Post-Acute Withdrawal Syndrome (PAWS): Some individuals may experience a second phase of withdrawal known as Post-Acute Withdrawal Syndrome. PAWS refers to a group of symptoms that occur after the acute withdrawal phase, predominantly psychological, such as anxiety, irritability, mood swings, depression, and sleep disturbances. PAWS can last from a few weeks to a year or more after the cessation of substance use.
It's important to remember that withdrawal can be dangerous and even life-threatening in some cases, especially when it comes to substances like alcohol and benzodiazepines. Therefore, withdrawal should always be done under medical supervision. The support and treatment offered by medical professionals during detoxification can also help to mitigate withdrawal symptoms and make the process safer and more comfortable.
Fentanyl is a synthetic opioid pain reliever that is 50 to 100 times more potent than morphine. It's typically used to treat severe pain, especially after surgery, or to manage pain in individuals with chronic illnesses who have developed a tolerance to other opioids.

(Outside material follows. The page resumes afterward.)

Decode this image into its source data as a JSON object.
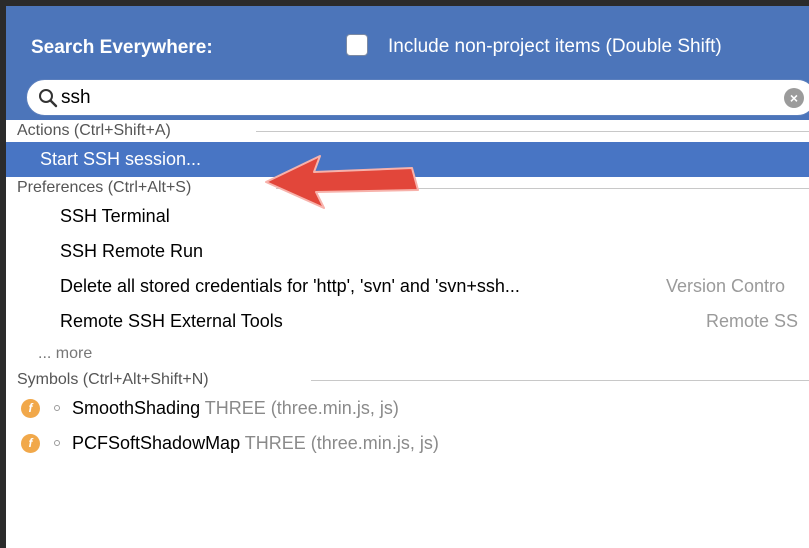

When used under medical supervision, fentanyl can effectively relieve pain. However, when used illicitly or without a prescription, it can have severe, and even fatal, effects. Here's what fentanyl can do to a person:
Physical Effects: In the short term, fentanyl can induce feelings of relaxation, euphoria, and decreased perception of pain. However, it also slows breathing and can lead to unconsciousness or death from respiratory failure, particularly in high doses or when combined with other substances that depress the central nervous system.
Dependency and Addiction: Fentanyl is highly addictive. Regular use can lead to physical dependence, where the body requires the drug to function normally, and psychological addiction, where a person feels a compulsive need to use the drug despite its harmful consequences.
Overdose Risk: Due to its potency, the risk of overdose with fentanyl is high, especially if a person mistakenly believes they're taking a less potent opioid, as illicit fentanyl is often mixed with other drugs. Overdose can lead to severe respiratory depression, unconsciousness, and death.
Withdrawal: Once a person becomes dependent on fentanyl, stopping its use can result in withdrawal symptoms. These can include muscle and bone pain, sleep problems, diarrhea, vomiting, cold flashes, and uncontrollable leg movements.
Long-Term Health Effects: Chronic fentanyl use can lead to an array of health problems, including severe constipation, increased sensitivity to pain, confusion, depression, and increased risk of infections due to needle sharing (if injected).
Due to its potency and high risk of overdose, non-medical use of fentanyl is extremely dangerous. If you or someone you know is struggling with fentanyl or other opioid use, it's crucial to seek professional help immediately.